The Crop Trust has long recognized that the many conservation activities we engage in today contribute to the “big picture” of food security over the long term. To chart a steady course toward a resilient future, we recently developed a strategic plan that will guide the organization and its partners through to 2030.
Food Forever: Crop Trust 2030 Strategic Plan focuses on three overarching institutional goals to help realize the vision of a world in which crop diversity is permanently conserved and made available in support of sustainable, resilient and healthy agri-food systems.
First, we will provide long-term financial assistance for the essential operations of all genebanks that have signed agreements with the Plant Treaty under Article 15. We will also assist additional international genebanks that hold unique, globally significant crop diversity collections in the Multilateral System, meet agreed performance standards, and require external funding.
The highest priority will be assigned to these international genebanks and the Svalbard Global Seed Vault, which is the ultimate backup storage facility for crop diversity that can be conserved as seeds over the long term.
Second, the Crop Trust will significantly increase time-bound support for: (i) upgrading facilities in national genebanks; (ii) monitoring threats to crop diversity and conserving threatened crop diversity in genebanks; and (iii) enhancing the availability of crop diversity by bolstering linkages between genebanks and their users.
Third, we will significantly increase global awareness of the importance of crop diversity, while broadening and deepening institutional partnerships. Through strategic communications and outreach, the Crop Trust aims to move crop diversity much, much higher on the global development agenda by 2030. It’s hardly visible now. That needs to change.
International cooperation is vital to the conservation and availability of crop diversity. No country in the world is self-sufficient in this regard. In most countries, consumed calories come mainly from crops that originated—and whose diversity is mostly located—elsewhere. Consequently, the Crop Trust intends to focus more on how genebanks work together and with their users, moving toward a Global Genebank Partnership.
To do all of this, the Crop Trust needs more financial resources. We are therefore seeking additional support on the path to achieving the three goals of our strategic plan by the end of the decade. This means boosting the value of our Endowment Fund.
To promote the long-term conservation of crop diversity in international genebanks, a total of USD 74.4 million was withdrawn from the income of the Endowment Fund during the period 2005–2022, thanks to donor contributions of more than USD 253 million.
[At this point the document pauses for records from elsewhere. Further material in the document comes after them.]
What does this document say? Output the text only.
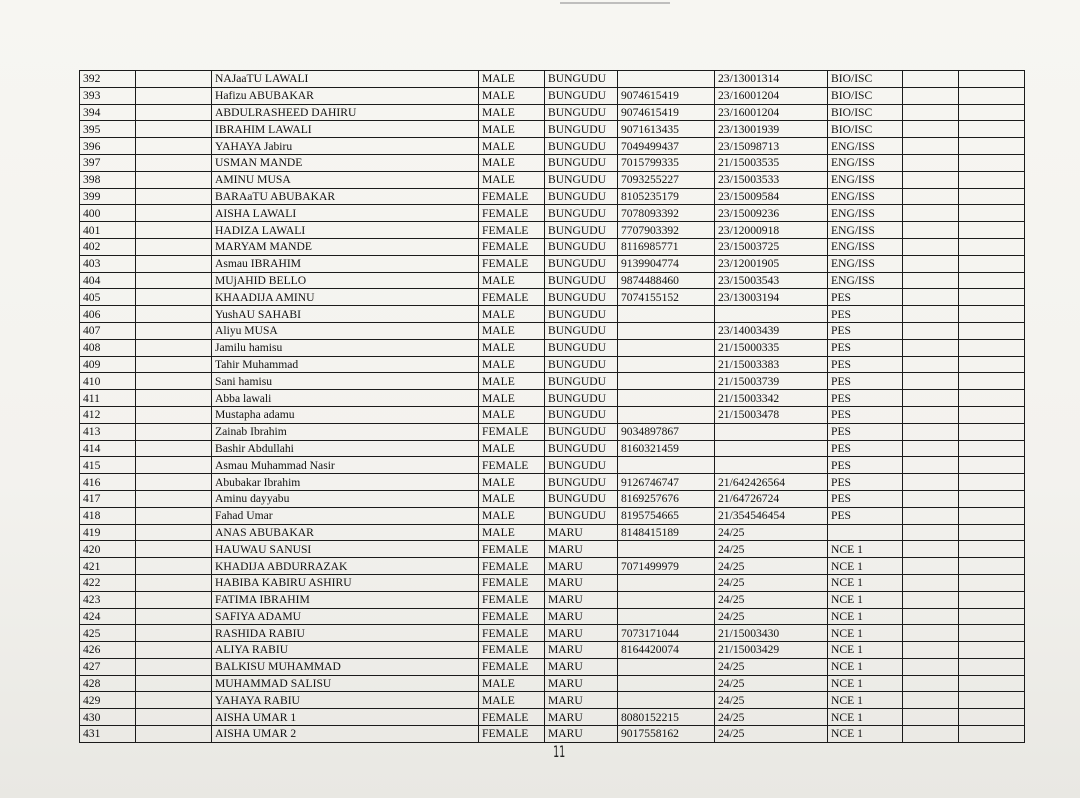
392		NAJaaTU LAWALI	MALE	BUNGUDU		23/13001314	BIO/ISC		
393		Hafizu ABUBAKAR	MALE	BUNGUDU	9074615419	23/16001204	BIO/ISC		
394		ABDULRASHEED DAHIRU	MALE	BUNGUDU	9074615419	23/16001204	BIO/ISC		
395		IBRAHIM LAWALI	MALE	BUNGUDU	9071613435	23/13001939	BIO/ISC		
396		YAHAYA Jabiru	MALE	BUNGUDU	7049499437	23/15098713	ENG/ISS		
397		USMAN MANDE	MALE	BUNGUDU	7015799335	21/15003535	ENG/ISS		
398		AMINU MUSA	MALE	BUNGUDU	7093255227	23/15003533	ENG/ISS		
399		BARAaTU ABUBAKAR	FEMALE	BUNGUDU	8105235179	23/15009584	ENG/ISS		
400		AISHA LAWALI	FEMALE	BUNGUDU	7078093392	23/15009236	ENG/ISS		
401		HADIZA LAWALI	FEMALE	BUNGUDU	7707903392	23/12000918	ENG/ISS		
402		MARYAM MANDE	FEMALE	BUNGUDU	8116985771	23/15003725	ENG/ISS		
403		Asmau IBRAHIM	FEMALE	BUNGUDU	9139904774	23/12001905	ENG/ISS		
404		MUjAHID BELLO	MALE	BUNGUDU	9874488460	23/15003543	ENG/ISS		
405		KHAADIJA AMINU	FEMALE	BUNGUDU	7074155152	23/13003194	PES		
406		YushAU SAHABI	MALE	BUNGUDU			PES		
407		Aliyu MUSA	MALE	BUNGUDU		23/14003439	PES		
408		Jamilu hamisu	MALE	BUNGUDU		21/15000335	PES		
409		Tahir Muhammad	MALE	BUNGUDU		21/15003383	PES		
410		Sani hamisu	MALE	BUNGUDU		21/15003739	PES		
411		Abba lawali	MALE	BUNGUDU		21/15003342	PES		
412		Mustapha adamu	MALE	BUNGUDU		21/15003478	PES		
413		Zainab Ibrahim	FEMALE	BUNGUDU	9034897867		PES		
414		Bashir Abdullahi	MALE	BUNGUDU	8160321459		PES		
415		Asmau Muhammad Nasir	FEMALE	BUNGUDU			PES		
416		Abubakar Ibrahim	MALE	BUNGUDU	9126746747	21/642426564	PES		
417		Aminu dayyabu	MALE	BUNGUDU	8169257676	21/64726724	PES		
418		Fahad Umar	MALE	BUNGUDU	8195754665	21/354546454	PES		
419		ANAS ABUBAKAR	MALE	MARU	8148415189	24/25			
420		HAUWAU SANUSI	FEMALE	MARU		24/25	NCE 1		
421		KHADIJA ABDURRAZAK	FEMALE	MARU	7071499979	24/25	NCE 1		
422		HABIBA KABIRU ASHIRU	FEMALE	MARU		24/25	NCE 1		
423		FATIMA IBRAHIM	FEMALE	MARU		24/25	NCE 1		
424		SAFIYA ADAMU	FEMALE	MARU		24/25	NCE 1		
425		RASHIDA RABIU	FEMALE	MARU	7073171044	21/15003430	NCE 1		
426		ALIYA RABIU	FEMALE	MARU	8164420074	21/15003429	NCE 1		
427		BALKISU MUHAMMAD	FEMALE	MARU		24/25	NCE 1		
428		MUHAMMAD SALISU	MALE	MARU		24/25	NCE 1		
429		YAHAYA RABIU	MALE	MARU		24/25	NCE 1		
430		AISHA UMAR 1	FEMALE	MARU	8080152215	24/25	NCE 1		
431		AISHA UMAR 2	FEMALE	MARU	9017558162	24/25	NCE 1		
11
Yet this funding is not sufficient to fully address the organization’s core mission: the endowment needs to be increased to yield USD 25 million annually as quickly as possible. To reach our targets by 2030, this means boosting the market value of the Endowment Fund to USD 625 million.
Ultimately, the Crop Trust aims to raise the value of the Endowment Fund to USD 850 million to ensure that the world’s crop diversity is available in perpetuity.
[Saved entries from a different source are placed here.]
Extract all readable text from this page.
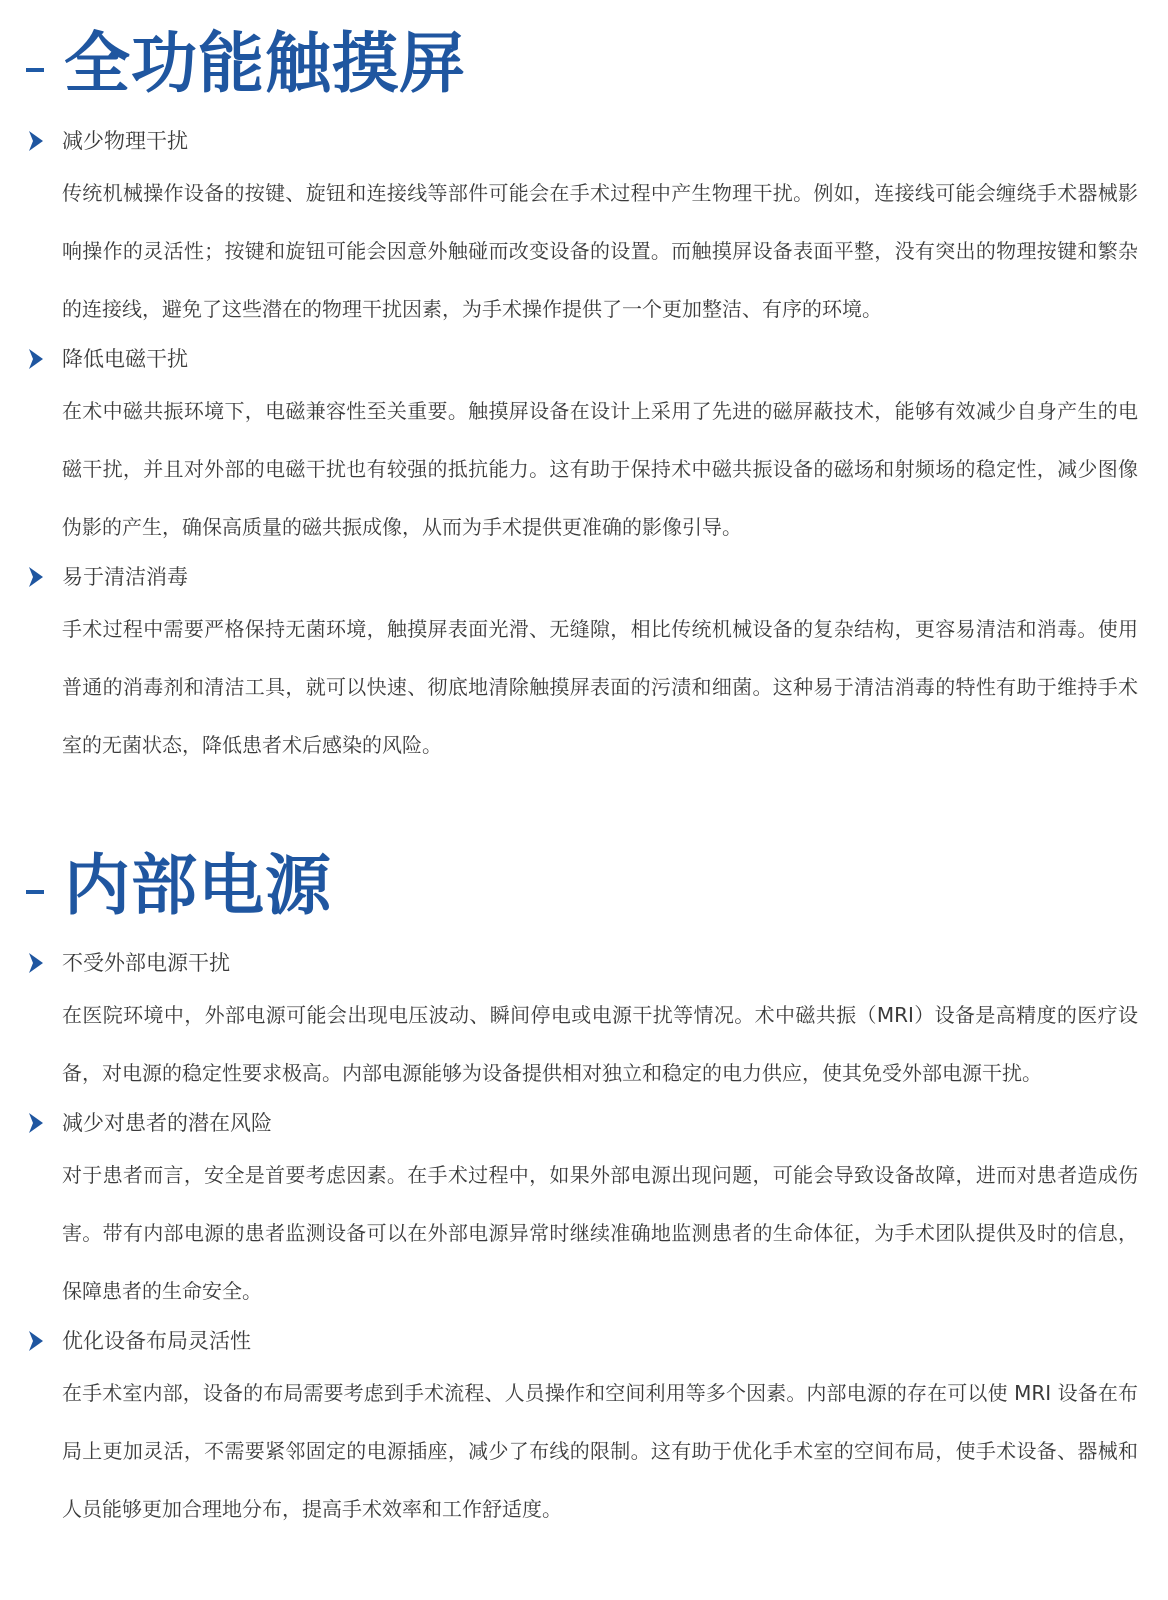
全功能触摸屏
减少物理干扰

传统机械操作设备的按键、旋钮和连接线等部件可能会在手术过程中产生物理干扰。例如，连接线可能会缠绕手术器械影响操作的灵活性；按键和旋钮可能会因意外触碰而改变设备的设置。而触摸屏设备表面平整，没有突出的物理按键和繁杂的连接线，避免了这些潜在的物理干扰因素，为手术操作提供了一个更加整洁、有序的环境。

降低电磁干扰

在术中磁共振环境下，电磁兼容性至关重要。触摸屏设备在设计上采用了先进的磁屏蔽技术，能够有效减少自身产生的电磁干扰，并且对外部的电磁干扰也有较强的抵抗能力。这有助于保持术中磁共振设备的磁场和射频场的稳定性，减少图像伪影的产生，确保高质量的磁共振成像，从而为手术提供更准确的影像引导。

易于清洁消毒

手术过程中需要严格保持无菌环境，触摸屏表面光滑、无缝隙，相比传统机械设备的复杂结构，更容易清洁和消毒。使用普通的消毒剂和清洁工具，就可以快速、彻底地清除触摸屏表面的污渍和细菌。这种易于清洁消毒的特性有助于维持手术室的无菌状态，降低患者术后感染的风险。

内部电源
不受外部电源干扰

在医院环境中，外部电源可能会出现电压波动、瞬间停电或电源干扰等情况。术中磁共振（MRI）设备是高精度的医疗设备，对电源的稳定性要求极高。内部电源能够为设备提供相对独立和稳定的电力供应，使其免受外部电源干扰。

减少对患者的潜在风险

对于患者而言，安全是首要考虑因素。在手术过程中，如果外部电源出现问题，可能会导致设备故障，进而对患者造成伤害。带有内部电源的患者监测设备可以在外部电源异常时继续准确地监测患者的生命体征，为手术团队提供及时的信息，保障患者的生命安全。

优化设备布局灵活性

在手术室内部，设备的布局需要考虑到手术流程、人员操作和空间利用等多个因素。内部电源的存在可以使 MRI 设备在布局上更加灵活，不需要紧邻固定的电源插座，减少了布线的限制。这有助于优化手术室的空间布局，使手术设备、器械和人员能够更加合理地分布，提高手术效率和工作舒适度。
To support the growth of the Endowment Fund, the Crop Trust will continue to approach public donors, but will also reach out to private foundations as well as high-net-worth individuals and the corporate world. Innovative finance instruments will play an increasing role in raising funds.
With enough support, our strategic plan to 2030 will help us achieve the “big things” in the Crop Trust’s mission and ensure that the “small things” head in the right direction. Everyone will benefit if we can convert our futurist vision into reality: the permanent conservation of crop diversity and a world of sustainable, resilient and healthy agri-food systems.